Many researchers and physicians assert that randomized clinical trials (RCTs) are the “gold standard” for evidence about what works in medicine. But many others have pointed to both strengths and limitations in RCTs (see, for example, Austin’s comments on Angus Deaton here). Nancy Cartwright is a major philosopher of science. In this Lancet paper she provides insights into why RCTs are so highly valued and also why they are by themselves insufficient to answer the most important questions in medicine.
RCTs have been taken to be a gold standard because they are, according to Cartwright, “self-validating.” What this means is that an RCT can establish a causal connection between a treatment and an outcome more or less by virtue of the design.
all features causally relevant to the outcome other than the treatment (and its downstream effects) are distributed identically between treatment and control groups. If the outcome is more probable in the treatment than the control group,… the only explanation possible is that the treatment caused the outcome in some members of that group.
An RCT done right means that correlation between treatment and outcome does imply causation. In most sciences, you need strong theories to understand what the data mean and to justify your causal interpretation of an experiment’s results (see here). There are no control groups in astrophysics. In an RCT, the evidence for the causal effect of the treatment comes from the experimental design and doesn’t depend on your theory about what makes the treatment work.
Because RCTs stand on their own without a superstructure of theory, Cartwright says that RCTs provide “clinchers” to arguments. This is a powerful argument for RCTs. So why does Cartwright argue that RCTs are not the gold standard?
Cartwright thinks that the problem is that an RCT tell us that a treatment “works somewhere” but it doesn’t always tell us that “it works for us.” In what way might an RCT not work “for us”? Here are two big problems.
First, the RCTs may get “us” wrong. That is, the people studied in the RCT may not be the same as the people we need to treat in a clinic. For many reasons, the people who end up in RCTs differ from general clinical populations (they are often healthier, younger, they live in or near cities with research hospitals, etc.). The effects of treatments often vary depending on age, genotype, the presence of other disorders and medications, and so on. The results of the RCT may not generalize to your patient because the trial did not include people like your patient.
The second and more interesting reason why an RCT may not “work for us” is that an RCT takes human decision making out of the clinical process as a matter of design. RCTs take decision making out of the clinical process in many ways. Medications are provided to participants. Compliance with dosing schedules may be monitored.
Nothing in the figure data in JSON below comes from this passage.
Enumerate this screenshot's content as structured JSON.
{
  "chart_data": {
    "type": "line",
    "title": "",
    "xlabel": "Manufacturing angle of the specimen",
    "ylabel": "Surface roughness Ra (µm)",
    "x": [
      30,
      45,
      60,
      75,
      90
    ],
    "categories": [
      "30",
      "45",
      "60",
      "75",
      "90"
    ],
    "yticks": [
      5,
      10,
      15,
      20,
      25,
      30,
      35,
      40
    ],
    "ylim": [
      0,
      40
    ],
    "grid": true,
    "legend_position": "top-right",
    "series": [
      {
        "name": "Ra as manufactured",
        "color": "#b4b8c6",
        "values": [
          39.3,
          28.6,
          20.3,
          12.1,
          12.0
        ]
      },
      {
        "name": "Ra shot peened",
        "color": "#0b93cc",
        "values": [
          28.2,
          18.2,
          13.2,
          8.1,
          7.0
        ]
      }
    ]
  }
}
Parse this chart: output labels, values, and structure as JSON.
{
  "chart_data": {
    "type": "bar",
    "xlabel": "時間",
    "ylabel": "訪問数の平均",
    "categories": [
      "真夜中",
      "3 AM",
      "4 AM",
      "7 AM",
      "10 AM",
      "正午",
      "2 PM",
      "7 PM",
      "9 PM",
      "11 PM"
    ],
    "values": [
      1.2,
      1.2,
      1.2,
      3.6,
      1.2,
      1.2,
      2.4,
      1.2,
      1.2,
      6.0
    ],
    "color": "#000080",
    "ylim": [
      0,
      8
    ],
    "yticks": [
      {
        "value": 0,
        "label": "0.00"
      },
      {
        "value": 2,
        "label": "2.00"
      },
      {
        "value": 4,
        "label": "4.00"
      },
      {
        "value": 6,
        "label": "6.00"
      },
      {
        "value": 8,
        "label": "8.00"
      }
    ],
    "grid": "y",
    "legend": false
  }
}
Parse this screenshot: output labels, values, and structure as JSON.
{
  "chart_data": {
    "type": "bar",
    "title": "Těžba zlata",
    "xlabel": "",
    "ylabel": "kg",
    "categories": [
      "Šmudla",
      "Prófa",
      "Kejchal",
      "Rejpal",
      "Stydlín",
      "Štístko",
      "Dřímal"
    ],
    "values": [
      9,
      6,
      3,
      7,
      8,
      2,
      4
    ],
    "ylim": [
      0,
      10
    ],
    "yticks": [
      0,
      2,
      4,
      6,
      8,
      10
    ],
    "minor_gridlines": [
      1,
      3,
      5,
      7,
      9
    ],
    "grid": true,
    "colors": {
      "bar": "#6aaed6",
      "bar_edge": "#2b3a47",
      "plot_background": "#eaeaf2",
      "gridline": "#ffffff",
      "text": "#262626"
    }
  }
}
Most importantly, RCTs are engineered to prevent either clinicians or patients from choosing what happens after the patient agrees to being randomized. This is why studies are “blinded”: otherwise, clinicians and patients would compromise the randomization.
But in the real world, unlike RCT world, treatments happen because physicians choose to prescribe them and patients choose to take them. And in the real world many treatments fail because they do not engage physicians or patients to use them. RCTs elicit engagement in ways that may be infeasible in the real world. This is a major reason why treatment effects estimated in RCTs do not generalize to actual clinical practice.
When apparently superior treatments fail to gain usage, it’s tempting to think that physicians who do not prescribe them or the patients who fail to take them are at best uninformed or at worst stupid. My view is that more often we have failed to make a serious effort to understand the choices that physicians and patients actually face and how they value treatment outcomes. A complete theory of how treatment works must account for the thoughts, attitudes, and behaviors of the human actors in the clinical process.
The upshot is that RCTs have exceptional virtues as research design, but they are not the gold standard because they cannot address all the questions that we need to answer to improve clinical practice. We need a wide repertoire of studies including observational research. In some cases, observational designs can provide the basis for strong causal inferences. But we also need observational research because it is essential to have a detailed understanding of how treatment occurs when people freely choose courses of action. That is the process that we need to debug.
We also need to take social scientific theories more seriously. James Heckman argues that a complete understanding of a policy effects — and by extension, clinical treatments — requires a social scientific theory that can explain the actions of the people carrying out the policy. When people treat the RCT as a gold standard and then notice that RCTs are in a sense theory-independent, they can be misled into thinking that we do not need theories. But that belief will blind you to important questions.